Elena Losina, Ph.D., from Brigham and Women's Hospital in Boston, and colleagues estimated the prevalence of knee osteoarthritis in individuals aged 50 to 84 from the U.S. Census and national data sources. Individuals were assigned to one of four categories: nonobese without knee osteoarthritis, nonobese with knee osteoarthritis, obese without knee osteoarthritis, and obese with knee osteoarthritis. A computer simulation model was used to estimate the quality-adjusted life-years lost due to knee osteoarthritis and obesity.
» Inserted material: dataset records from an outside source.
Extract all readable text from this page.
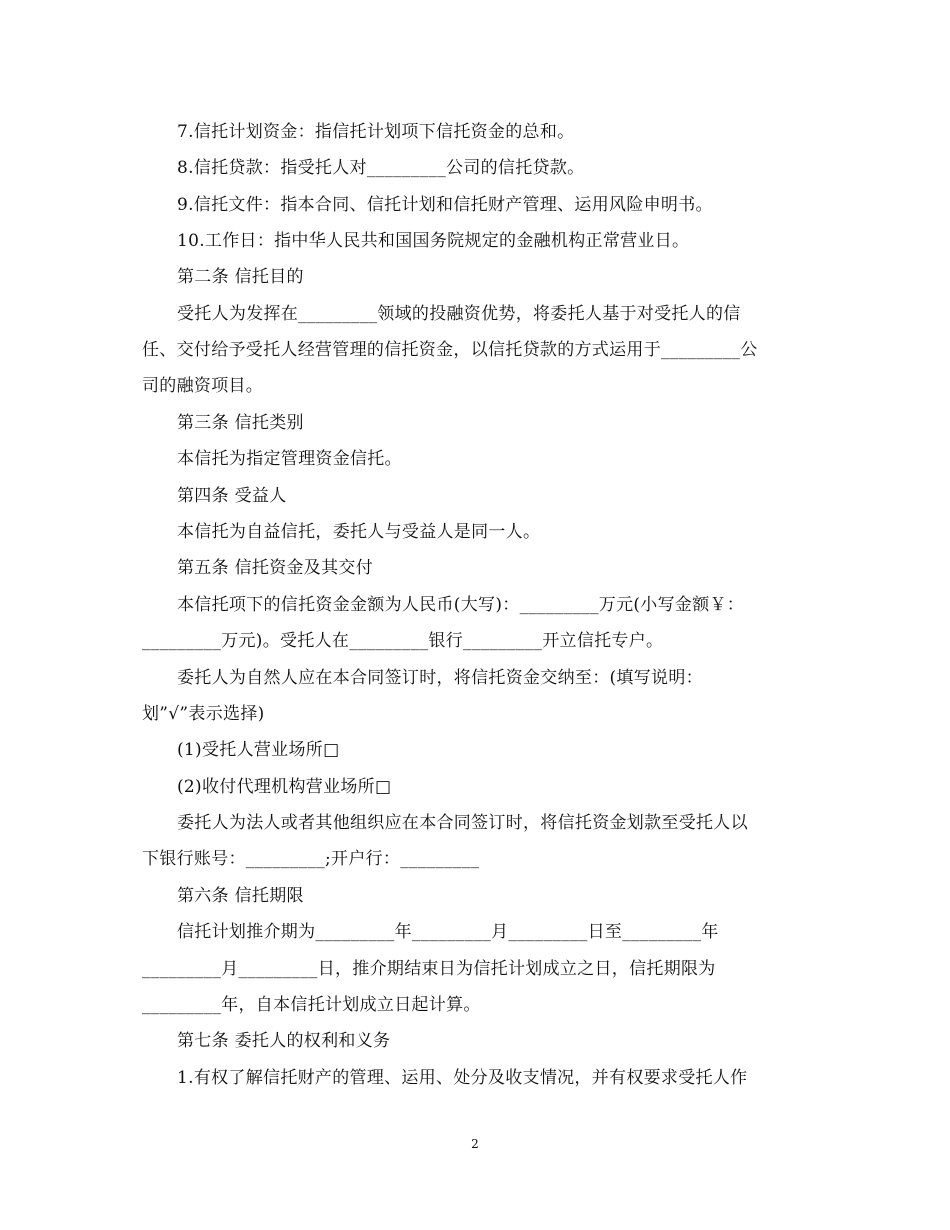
7.信托计划资金：指信托计划项下信托资金的总和。
8.信托贷款：指受托人对_________公司的信托贷款。
9.信托文件：指本合同、信托计划和信托财产管理、运用风险申明书。
10.工作日：指中华人民共和国国务院规定的金融机构正常营业日。
第二条 信托目的
受托人为发挥在_________领域的投融资优势，将委托人基于对受托人的信
任、交付给予受托人经营管理的信托资金，以信托贷款的方式运用于_________公
司的融资项目。
第三条 信托类别
本信托为指定管理资金信托。
第四条 受益人
本信托为自益信托，委托人与受益人是同一人。
第五条 信托资金及其交付
本信托项下的信托资金金额为人民币(大写)：_________万元(小写金额￥：
_________万元)。受托人在_________银行_________开立信托专户。
委托人为自然人应在本合同签订时，将信托资金交纳至：(填写说明：
划”√”表示选择)
(1)受托人营业场所□
(2)收付代理机构营业场所□
委托人为法人或者其他组织应在本合同签订时，将信托资金划款至受托人以
下银行账号：_________;开户行：_________
第六条 信托期限
信托计划推介期为_________年_________月_________日至_________年
_________月_________日，推介期结束日为信托计划成立之日，信托期限为
_________年，自本信托计划成立日起计算。
第七条 委托人的权利和义务
1.有权了解信托财产的管理、运用、处分及收支情况，并有权要求受托人作
2
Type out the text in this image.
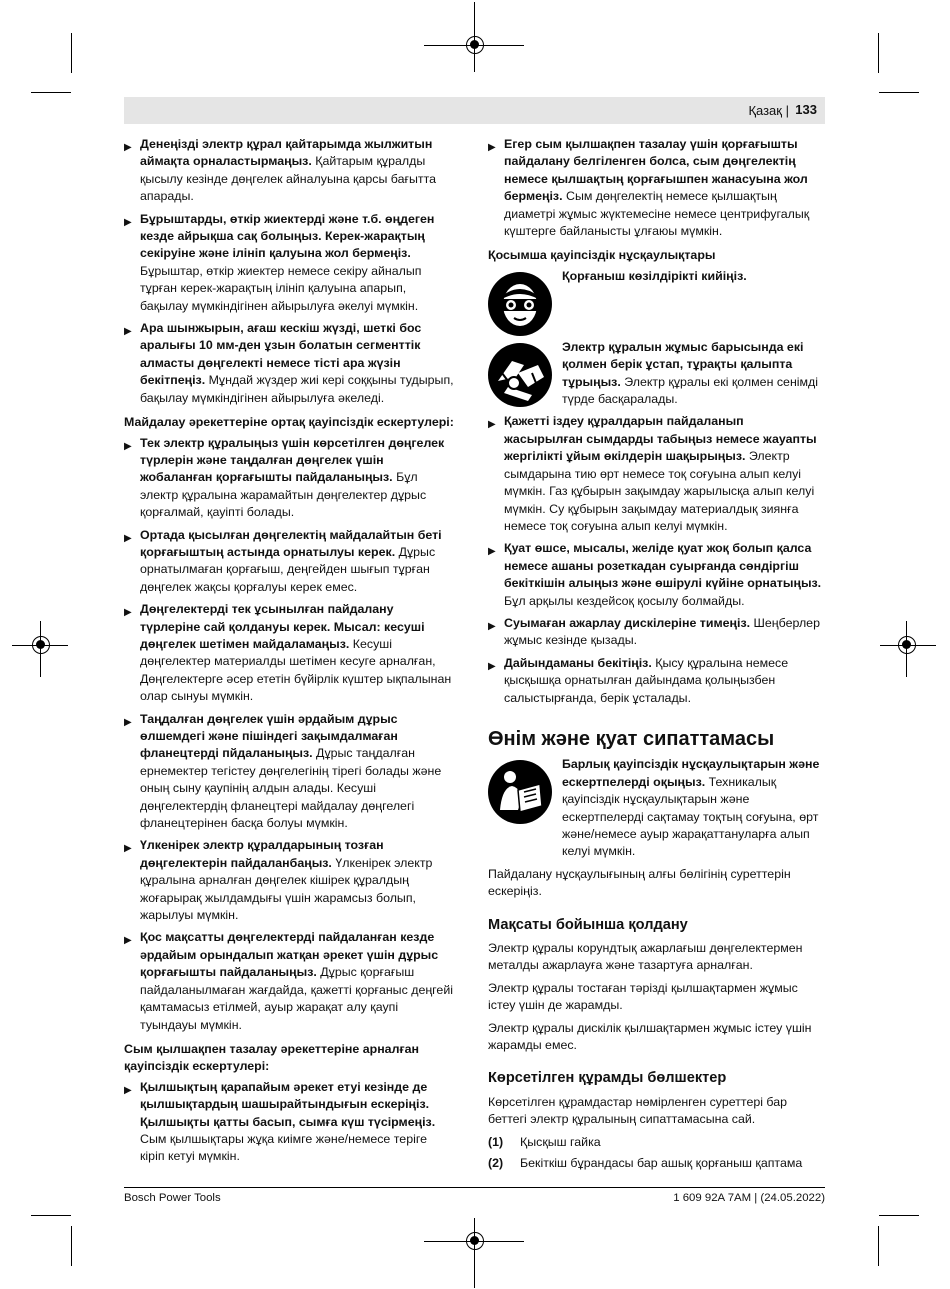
Қазақ | 133
▶ Денеңізді электр құрал қайтарымда жылжитын аймақта орналастырмаңыз. Қайтарым құралды қысылу кезінде дөңгелек айналуына қарсы бағытта апарады.
▶ Бұрыштарды, өткір жиектерді және т.б. өңдеген кезде айрықша сақ болыңыз. Керек-жарақтың секіруіне және ілініп қалуына жол бермеңіз. Бұрыштар, өткір жиектер немесе секіру айналып тұрған керек-жарақтың ілініп қалуына апарып, бақылау мүмкіндігінен айырылуға әкелуі мүмкін.
▶ Ара шынжырын, ағаш кескіш жүзді, шеткі бос аралығы 10 мм-ден ұзын болатын сегменттік алмасты дөңгелекті немесе тісті ара жүзін бекітпеңіз. Мұндай жүздер жиі кері соққыны тудырып, бақылау мүмкіндігінен айырылуға әкеледі.
Майдалау әрекеттеріне ортақ қауіпсіздік ескертулері:
▶ Тек электр құралыңыз үшін көрсетілген дөңгелек түрлерін және таңдалған дөңгелек үшін жобаланған қорғағышты пайдаланыңыз. Бұл электр құралына жарамайтын дөңгелектер дұрыс қорғалмай, қауіпті болады.
▶ Ортада қысылған дөңгелектің майдалайтын беті қорғағыштың астында орнатылуы керек. Дұрыс орнатылмаған қорғағыш, деңгейден шығып тұрған дөңгелек жақсы қорғалуы керек емес.
▶ Дөңгелектерді тек ұсынылған пайдалану түрлеріне сай қолдануы керек. Мысал: кесуші дөңгелек шетімен майдаламаңыз. Кесуші дөңгелектер материалды шетімен кесуге арналған, Дөңгелектерге әсер ететін бүйірлік күштер ықпалынан олар сынуы мүмкін.
▶ Таңдалған дөңгелек үшін әрдайым дұрыс өлшемдегі және пішіндегі зақымдалмаған фланецтерді пйдаланыңыз. Дұрыс таңдалған ернемектер тегістеу дөңгелегінің тірегі болады және оның сыну қаупінің алдын алады. Кесуші дөңгелектердің фланецтері майдалау дөңгелегі фланецтерінен басқа болуы мүмкін.
▶ Үлкенірек электр құралдарының тозған дөңгелектерін пайдаланбаңыз. Үлкенірек электр құралына арналған дөңгелек кішірек құралдың жоғарырақ жылдамдығы үшін жарамсыз болып, жарылуы мүмкін.
▶ Қос мақсатты дөңгелектерді пайдаланған кезде әрдайым орындалып жатқан әрекет үшін дұрыс қорғағышты пайдаланыңыз. Дұрыс қорғағыш пайдаланылмаған жағдайда, қажетті қорғаныс деңгейі қамтамасыз етілмей, ауыр жарақат алу қаупі туындауы мүмкін.
Сым қылшақпен тазалау әрекеттеріне арналған қауіпсіздік ескертулері:
▶ Қылшықтың қарапайым әрекет етуі кезінде де қылшықтардың шашырайтындығын ескеріңіз. Қылшықты қатты басып, сымға күш түсірмеңіз. Сым қылшықтары жұқа киімге және/немесе теріге кіріп кетуі мүмкін.
▶ Егер сым қылшақпен тазалау үшін қорғағышты пайдалану белгіленген болса, сым дөңгелектің немесе қылшақтың қорғағышпен жанасуына жол бермеңіз. Сым дөңгелектің немесе қылшақтың диаметрі жұмыс жүктемесіне немесе центрифугалық күштерге байланысты ұлғаюы мүмкін.
Қосымша қауіпсіздік нұсқаулықтары
Қорғаныш көзілдірікті кийіңіз.
Электр құралын жұмыс барысында екі қолмен берік ұстап, тұрақты қалыпта тұрыңыз. Электр құралы екі қолмен сенімді түрде басқаралады.
▶ Қажетті іздеу құралдарын пайдаланып жасырылған сымдарды табыңыз немесе жауапты жергілікті ұйым өкілдерін шақырыңыз. Электр сымдарына тию өрт немесе тоқ соғуына алып келуі мүмкін. Газ құбырын зақымдау жарылысқа алып келуі мүмкін. Су құбырын зақымдау материалдық зиянға немесе тоқ соғуына алып келуі мүмкін.
▶ Қуат өшсе, мысалы, желіде қуат жоқ болып қалса немесе ашаны розеткадан суырғанда сөндіргіш бекіткішін алыңыз және өшірулі күйіне орнатыңыз. Бұл арқылы кездейсоқ қосылу болмайды.
▶ Суымаған ажарлау дискілеріне тимеңіз. Шеңберлер жұмыс кезінде қызады.
▶ Дайындаманы бекітіңіз. Қысу құралына немесе қысқышқа орнатылған дайындама қолыңызбен салыстырғанда, берік ұсталады.
Өнім және қуат сипаттамасы
Барлық қауіпсіздік нұсқаулықтарын және ескертпелерді оқыңыз. Техникалық қауіпсіздік нұсқаулықтарын және ескертпелерді сақтамау тоқтың соғуына, өрт және/немесе ауыр жарақаттануларға алып келуі мүмкін.

Пайдалану нұсқаулығының алғы бөлігінің суреттерін ескеріңіз.

Мақсаты бойынша қолдану

Электр құралы корундтық ажарлағыш дөңгелектермен металды ажарлауға және тазартуға арналған.

Электр құралы тостаған тәрізді қылшақтармен жұмыс істеу үшін де жарамды.

Электр құралы дискілік қылшақтармен жұмыс істеу үшін жарамды емес.

Көрсетілген құрамды бөлшектер

Көрсетілген құрамдастар нөмірленген суреттері бар беттегі электр құралының сипаттамасына сай.

(1)	Қысқыш гайка
(2)	Бекіткіш бұрандасы бар ашық қорғаныш қаптама
Bosch Power Tools	1 609 92A 7AM | (24.05.2022)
The investigators found that the estimated loss of quality-adjusted life-years per person ranged from 1.857 for nonobese people with knee osteoarthritis to 3.501 for obese individuals with knee osteoarthritis. An estimated total of 86 million quality-adjusted life-years were lost due to obesity, knee osteoarthritis, or both conditions. Disproportionately high losses were seen in Hispanic and black women. Findings from the model suggest that reducing the prevalence of obesity to levels of 10 years ago would prevent 111,206 total knee replacements and would lead to reductions in coronary heart disease and diabetes.
"With 86 million quality-adjusted life-years at stake and the incidence of knee osteoarthritis and obesity increasing, the potential public health effect of successful interventions to prevent these conditions is very substantial and worthy of intensive investigation," the authors write.